Title: Analyzing Car Performance Data with Statistical Methods
In this blog entry, we get into the world of automotive engineering using the “cars” dataset available in R. Cars are integral parts of our daily lives, and understanding their performance characteristics is essential for both consumers and manufacturers. The dataset contains various attributes of cars such as miles per gallon (mpg), cylinders, displacement, horsepower, weight, acceleration, model year, and origin. Through statistical methods, we aim to uncover insights into the factors that influence car performance and explore the relationships between different attributes.
#Loading library
library(ggplot2)
#Loading cars dataset
data(cars)
#Exploring the structure of the dataset
str(cars)## 'data.frame': 50 obs. of 2 variables:
## $ speed: num 4 4 7 7 8 9 10 10 10 11 ...
## $ dist : num 2 10 4 22 16 10 18 26 34 17 ...
## speed dist
## Min. : 4.0 Min. : 2.00
## 1st Qu.:12.0 1st Qu.: 26.00
## Median :15.0 Median : 36.00
## Mean :15.4 Mean : 42.98
## 3rd Qu.:19.0 3rd Qu.: 56.00
## Max. :25.0 Max. :120.00
#Histogram of speed
ggplot(cars, aes(x = speed)) +
geom_histogram(binwidth = 2, fill = "skyblue", color = "black") +
labs(title = "Distribution of Speed",
x = "Speed",
y = "Frequency")#Scatter plot of speed vs. distance
ggplot(cars, aes(x = speed, y = dist)) +
geom_point(color = "darkblue") +
geom_smooth(method = "lm", se = FALSE, color = "red") +
labs(title = "Scatter Plot of Speed vs. Distance",
x = "Speed",
y = "Distance")## `geom_smooth()` using formula = 'y ~ x'
#Correlation between speed and distance
correlation <- cor(cars$speed, cars$dist)

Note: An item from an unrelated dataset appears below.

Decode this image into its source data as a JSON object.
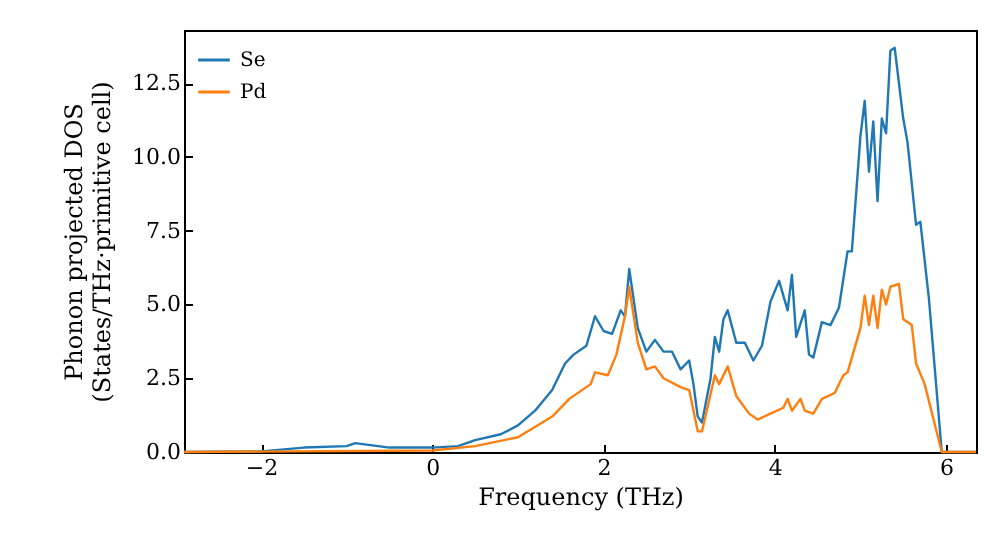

cat("Correlation between Speed and Distance:", correlation, "\n")## Correlation between Speed and Distance: 0.8068949
#Running linear regression
model <- lm(dist ~ speed, data = cars)
#Summary of the regression model
summary(model)##
## Call:
## lm(formula = dist ~ speed, data = cars)
##
## Residuals:
## Min 1Q Median 3Q Max
## -29.069 -9.525 -2.272 9.215 43.201
##
## Coefficients:
## Estimate Std. Error t value Pr(>|t|)
## (Intercept) -17.5791 6.7584 -2.601 0.0123 *
## speed 3.9324 0.4155 9.464 1.49e-12 ***
## ---
## Signif. codes: 0 '***' 0.001 '**' 0.01 '*' 0.05 '.' 0.1 ' ' 1
##
## Residual standard error: 15.38 on 48 degrees of freedom
## Multiple R-squared: 0.6511, Adjusted R-squared: 0.6438
## F-statistic: 89.57 on 1 and 48 DF, p-value: 1.49e-12
In conclusion, the analysis of car performance data using statistical methods offers valuable insights into the factors influencing car performance and the relationships between different attributes. By leveraging statistical techniques such as EDA, correlation analysis, and regression analysis, we gain a deeper understanding of car characteristics and their impact on performance and fuel efficiency. This analysis not only benefits consumers making car purchasing decisions but also manufacturers seeking to enhance the performance and fuel efficiency of their vehicles.